We have boundaries, and if I go out, I’m going out on a stretcher, but I like, “Greater is He that is in me than he that is in the world” (1 John 4:4). If you kill me, I write the last chapter. I’ve read the end of the book, amen?

Our last point now is to STAY FLEXIBLE. Paul is a great example of this in Philippians 4:11-13, “Not that I speak in respect of want: for I have learned, in whatever state I am, therewith to be content. I know both how to be abased, and I know how to abound: every where and in all things I am instructed both to be full and to be hungry, both to abound and to suffer need. I can do all things through Christ which strengtheneth me.”

The Bible says in Psalm 37:24, “Though he fall, he shall not be utterly cast down: for the LORD upholdeth him with his hand.”

“Though he fall …” Satan throws us a curve and we make a bad decision. 90% of our problems we cause ourselves, amen? Suddenly I’m beyond the boundaries and the roaring lion is trying to devour me. God says, “It’s okay, Jerry. Get back up here! Get up and fight!”

You see someone getting hit by the Rocky Balboa type and the coach says, “Hit ‘im! Hit ‘im again!”

And I think, “How would YOU like to have the snot beat out of you?” It’s easier said than done, as they say. But God knows, “You can do it, buddy. Cast your burden upon Me, for I careth for you” (1 Peter 5:7). God is the God of all comfort (2 Corinthians 1:3), and God says, “You can do it!”

Psalm 37:24 says, “Though he fall, he shall not be utterly cast down: for the LORD upholdeth him with His hand.” I may get knocked down, but I’m not gonna be knocked out.

Proverbs 24:16 says, “For a just man falleth seven times, and riseth up again: but the wicked shall fall into mischief.” Every one of us has fallen probably seven times seventy times. And you’ll probably fall again. But what is the end result? You get back up again!

You build an altar, set up boundaries, and stay fresh on your feet by studying the Word of God. Keep a fresh relationship with the Lord Jesus Christ.

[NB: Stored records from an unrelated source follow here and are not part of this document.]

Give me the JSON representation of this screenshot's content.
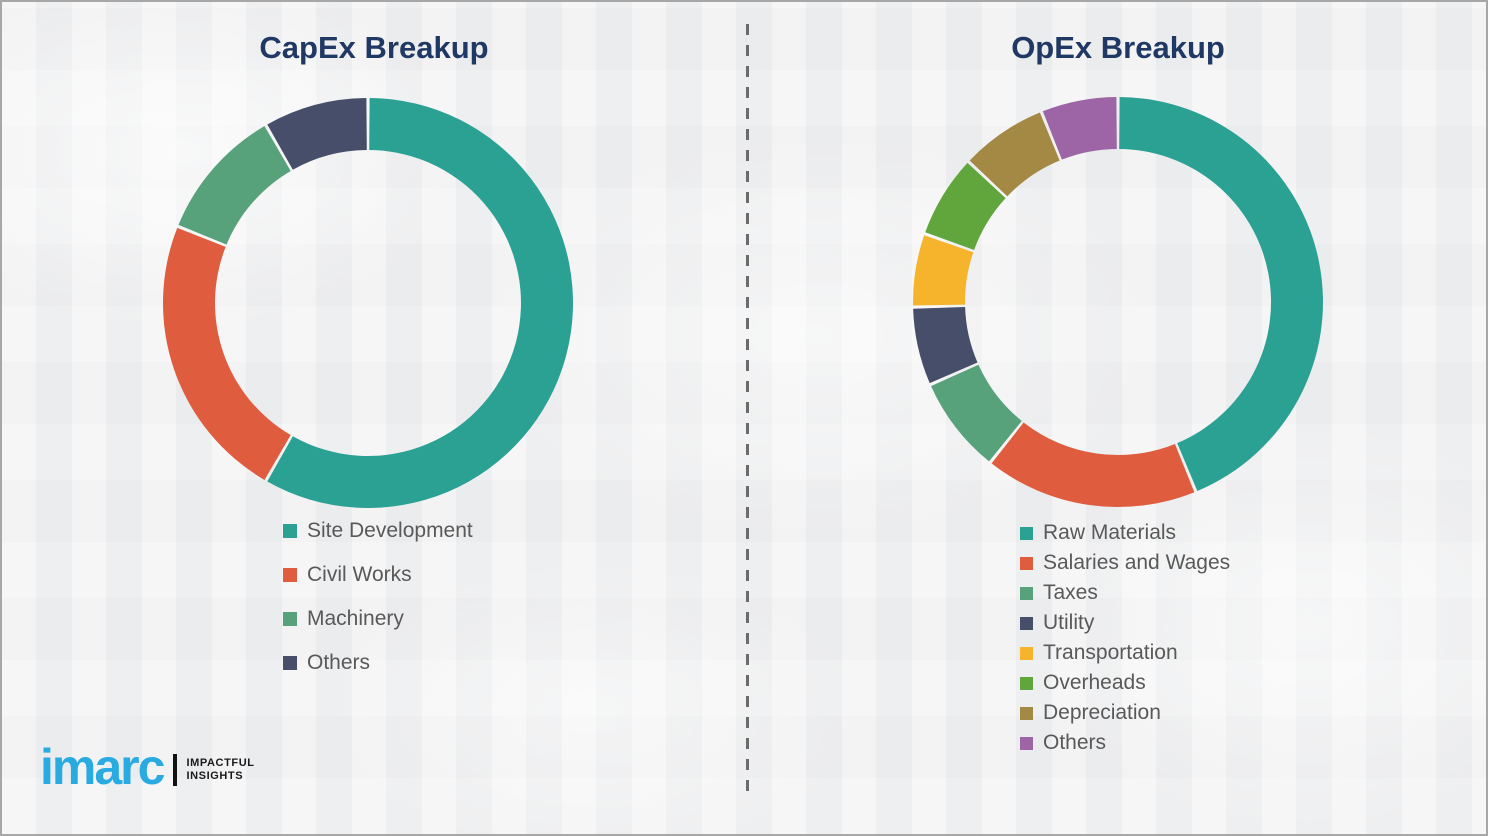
{
  "page": {
    "background_color": "#f1f1f2",
    "border_color": "#a7a7a7",
    "divider_color": "#6b6b6b",
    "title_color": "#1f3864",
    "legend_text_color": "#595959"
  },
  "chart_data": [
    {
      "type": "pie",
      "subtype": "donut",
      "title": "CapEx Breakup",
      "categories": [
        "Site Development",
        "Civil Works",
        "Machinery",
        "Others"
      ],
      "values": [
        58.3,
        22.8,
        10.6,
        8.3
      ],
      "colors": [
        "#2aa193",
        "#e05c3e",
        "#58a27b",
        "#464e69"
      ],
      "unit": "percent-of-total",
      "start_angle_deg": 0,
      "direction": "clockwise",
      "legend_position": "below-left"
    },
    {
      "type": "pie",
      "subtype": "donut",
      "title": "OpEx Breakup",
      "categories": [
        "Raw Materials",
        "Salaries and Wages",
        "Taxes",
        "Utility",
        "Transportation",
        "Overheads",
        "Depreciation",
        "Others"
      ],
      "values": [
        43.8,
        16.9,
        7.7,
        6.2,
        5.8,
        6.6,
        6.9,
        6.1
      ],
      "colors": [
        "#2aa193",
        "#e05c3e",
        "#58a27b",
        "#464e69",
        "#f5b42c",
        "#61a63c",
        "#a38944",
        "#9d64a6"
      ],
      "unit": "percent-of-total",
      "start_angle_deg": 0,
      "direction": "clockwise",
      "legend_position": "below-left"
    }
  ],
  "logo": {
    "wordmark": "imarc",
    "wordmark_color": "#29abe2",
    "tagline_line1": "IMPACTFUL",
    "tagline_line2": "INSIGHTS"
  }
}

How do you stay fresh in your marriage? What causes divorce? You quit talking to one another. The greatest barrier in having God work on our behalf is to not talk to Him. We only talk to Him when we get knocked down.

I don’t know about you, but when I get hit not walking with the Lord, it HURTS!

But if I’m walking with the Lord, the Bible talks about resisting the devil so that he’ll flee from you (James 4:7). When I’m walking with a close relationship to the Lord, I’ll only get a glancing-hit, rather than a thud-hit.

As a final illustration, there was a goat that got lost. A son and a father looked everywhere for this goat, but couldn’t find him. But finally, there was an old, dried-up abandoned well. They yelled down into it and the goat, way down inside, made a noise for help. They made all sorts of attempts to get him out, but it was just too deep. So, after a few days, they just figured that the goat was dead. So they decided to at least fill the hole in and give him a proper burial. They filled and filled until suddenly beside them was the goat! They asked, “How in the world did he do that?”

What had happened was that every time the dirt hit him, he shook it off until it was under his feet. Next thing you know, he came up out of that hole.

So for us Christians today, no matter what comes our way, let’s just shake it off our backs. Let’s say, “I know who I am, I know where I’m going, I know what my life and my purpose is, and I’m going to that place.”